On Sat, 2017-01-21 at 11:54 +0100, Cecil Westerhof wrote:
> I have the following (work in progress) table:
> CREATE  TABLE desktops(
>     name        TEXT    NOT NULL PRIMARY KEY,
>     indexNo     INTEGER NOT NULL UNIQUE,
>     value       TEXT    NOT NULL UNIQUE,
>     waitSeconds INTEGER NOT NULL
> );
> 
> I want to insert a record in front of the others, so indexNo has to
> be
> increased with one for all records. I would think that this would
> work:
> UPDATE desktops
> SET indexNo = indexNo  + 1
> 
> But it does not, it gives:
> Error: UNIQUE constraint failed: desktops.indexNo
> 
> How can I make this work?
> 

I don't think this will work in a single SQL statement. If you start
with the largest value of indexNo and work in descending order, it
should work.
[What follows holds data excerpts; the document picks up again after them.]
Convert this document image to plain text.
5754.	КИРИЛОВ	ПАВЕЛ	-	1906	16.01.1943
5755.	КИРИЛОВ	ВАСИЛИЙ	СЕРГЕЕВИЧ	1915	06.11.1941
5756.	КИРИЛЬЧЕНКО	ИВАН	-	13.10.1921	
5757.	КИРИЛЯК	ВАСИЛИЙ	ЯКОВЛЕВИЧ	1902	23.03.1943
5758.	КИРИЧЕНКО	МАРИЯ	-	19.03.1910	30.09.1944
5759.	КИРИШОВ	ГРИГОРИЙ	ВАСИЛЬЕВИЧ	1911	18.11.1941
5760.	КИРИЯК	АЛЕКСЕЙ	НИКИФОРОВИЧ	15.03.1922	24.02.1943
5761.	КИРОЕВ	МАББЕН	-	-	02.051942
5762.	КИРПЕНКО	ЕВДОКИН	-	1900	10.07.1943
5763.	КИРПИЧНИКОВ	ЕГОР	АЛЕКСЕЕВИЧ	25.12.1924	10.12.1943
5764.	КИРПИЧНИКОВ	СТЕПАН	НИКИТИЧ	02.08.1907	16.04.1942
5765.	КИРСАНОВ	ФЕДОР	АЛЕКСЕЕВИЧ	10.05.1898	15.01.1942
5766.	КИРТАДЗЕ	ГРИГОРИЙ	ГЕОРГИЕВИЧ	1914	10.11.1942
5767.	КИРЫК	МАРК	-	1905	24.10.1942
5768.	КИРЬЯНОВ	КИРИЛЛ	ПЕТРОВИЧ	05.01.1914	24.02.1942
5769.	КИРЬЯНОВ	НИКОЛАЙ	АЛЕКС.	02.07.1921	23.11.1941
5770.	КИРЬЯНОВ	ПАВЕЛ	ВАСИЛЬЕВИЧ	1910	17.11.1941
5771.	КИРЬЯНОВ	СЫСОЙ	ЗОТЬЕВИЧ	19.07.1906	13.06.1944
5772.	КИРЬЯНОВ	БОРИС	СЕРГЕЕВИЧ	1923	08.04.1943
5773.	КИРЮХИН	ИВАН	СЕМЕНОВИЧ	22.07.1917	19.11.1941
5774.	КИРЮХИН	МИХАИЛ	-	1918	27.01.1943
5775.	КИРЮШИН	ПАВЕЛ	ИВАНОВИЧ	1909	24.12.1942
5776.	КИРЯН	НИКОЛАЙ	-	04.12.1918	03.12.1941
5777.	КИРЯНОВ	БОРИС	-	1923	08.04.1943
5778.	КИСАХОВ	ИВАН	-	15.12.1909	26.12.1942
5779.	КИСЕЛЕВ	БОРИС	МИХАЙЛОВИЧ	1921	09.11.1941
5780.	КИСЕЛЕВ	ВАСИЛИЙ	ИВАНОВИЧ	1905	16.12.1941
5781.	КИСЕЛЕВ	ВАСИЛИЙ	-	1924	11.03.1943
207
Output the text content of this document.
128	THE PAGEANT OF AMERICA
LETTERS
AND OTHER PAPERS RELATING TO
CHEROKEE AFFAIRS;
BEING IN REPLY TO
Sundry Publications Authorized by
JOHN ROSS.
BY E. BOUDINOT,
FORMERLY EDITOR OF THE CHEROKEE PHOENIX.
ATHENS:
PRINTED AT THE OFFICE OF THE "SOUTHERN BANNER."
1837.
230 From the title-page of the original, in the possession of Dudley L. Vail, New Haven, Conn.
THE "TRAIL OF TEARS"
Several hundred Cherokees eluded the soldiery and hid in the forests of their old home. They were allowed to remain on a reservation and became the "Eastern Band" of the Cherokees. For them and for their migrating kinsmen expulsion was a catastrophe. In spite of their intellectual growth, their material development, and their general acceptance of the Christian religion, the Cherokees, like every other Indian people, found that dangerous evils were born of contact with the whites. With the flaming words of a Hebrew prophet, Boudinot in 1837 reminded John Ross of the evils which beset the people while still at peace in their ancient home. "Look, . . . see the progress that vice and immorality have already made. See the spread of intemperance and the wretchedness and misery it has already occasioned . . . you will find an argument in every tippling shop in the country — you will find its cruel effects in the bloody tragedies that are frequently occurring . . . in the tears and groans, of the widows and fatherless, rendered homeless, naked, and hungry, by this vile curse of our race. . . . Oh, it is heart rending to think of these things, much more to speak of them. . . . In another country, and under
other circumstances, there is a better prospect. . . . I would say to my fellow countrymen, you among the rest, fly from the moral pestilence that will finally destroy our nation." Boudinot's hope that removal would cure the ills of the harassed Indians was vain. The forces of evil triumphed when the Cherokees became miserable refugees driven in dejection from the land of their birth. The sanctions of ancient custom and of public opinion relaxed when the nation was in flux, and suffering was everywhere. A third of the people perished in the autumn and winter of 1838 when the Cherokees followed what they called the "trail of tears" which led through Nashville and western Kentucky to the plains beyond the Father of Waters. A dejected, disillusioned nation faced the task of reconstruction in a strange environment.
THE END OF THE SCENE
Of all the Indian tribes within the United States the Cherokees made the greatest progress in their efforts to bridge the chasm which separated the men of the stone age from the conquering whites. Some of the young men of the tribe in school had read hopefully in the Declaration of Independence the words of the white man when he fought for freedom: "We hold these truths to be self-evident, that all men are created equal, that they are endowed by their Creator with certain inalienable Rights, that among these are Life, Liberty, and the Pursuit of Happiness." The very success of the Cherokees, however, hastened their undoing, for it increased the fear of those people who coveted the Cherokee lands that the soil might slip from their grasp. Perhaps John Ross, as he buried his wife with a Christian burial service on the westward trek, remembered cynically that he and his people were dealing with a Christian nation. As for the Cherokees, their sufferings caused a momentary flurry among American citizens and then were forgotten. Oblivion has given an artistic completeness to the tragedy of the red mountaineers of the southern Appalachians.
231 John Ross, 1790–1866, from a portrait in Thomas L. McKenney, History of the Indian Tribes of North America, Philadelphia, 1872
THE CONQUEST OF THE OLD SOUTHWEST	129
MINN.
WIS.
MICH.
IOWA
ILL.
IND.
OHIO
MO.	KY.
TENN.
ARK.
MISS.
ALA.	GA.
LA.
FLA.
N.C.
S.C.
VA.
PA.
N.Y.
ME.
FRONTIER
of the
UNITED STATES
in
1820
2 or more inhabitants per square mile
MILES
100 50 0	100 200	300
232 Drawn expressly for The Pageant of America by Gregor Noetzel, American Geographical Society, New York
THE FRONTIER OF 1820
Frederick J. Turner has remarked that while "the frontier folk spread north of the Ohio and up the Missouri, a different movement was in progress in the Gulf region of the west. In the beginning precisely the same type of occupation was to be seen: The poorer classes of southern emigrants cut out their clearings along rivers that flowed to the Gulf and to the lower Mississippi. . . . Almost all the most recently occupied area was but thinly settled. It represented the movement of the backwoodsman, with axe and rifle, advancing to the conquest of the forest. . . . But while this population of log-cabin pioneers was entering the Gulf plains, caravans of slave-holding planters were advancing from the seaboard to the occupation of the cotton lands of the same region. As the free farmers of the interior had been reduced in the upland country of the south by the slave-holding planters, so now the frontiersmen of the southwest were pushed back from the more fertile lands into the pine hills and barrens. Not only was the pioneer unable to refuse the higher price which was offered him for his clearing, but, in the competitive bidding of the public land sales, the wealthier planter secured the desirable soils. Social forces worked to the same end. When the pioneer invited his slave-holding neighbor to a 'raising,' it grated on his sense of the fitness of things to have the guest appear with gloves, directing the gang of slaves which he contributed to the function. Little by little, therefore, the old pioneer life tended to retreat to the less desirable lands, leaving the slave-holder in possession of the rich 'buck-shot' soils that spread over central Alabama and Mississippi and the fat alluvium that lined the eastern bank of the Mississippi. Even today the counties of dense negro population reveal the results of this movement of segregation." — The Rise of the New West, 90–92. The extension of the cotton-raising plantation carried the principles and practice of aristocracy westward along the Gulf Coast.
However, this would typically be done in a procedural loop
where you can depend on the ordering of a cursor.

Maybe somebody knows a clever SQL trick to do it in a single statement?
The problem is that you could build a subquery to return the "hole",
i.e. the next indexNo to update, but you cannot modify the same table
which is used in a subquery of the same UPDATE statement.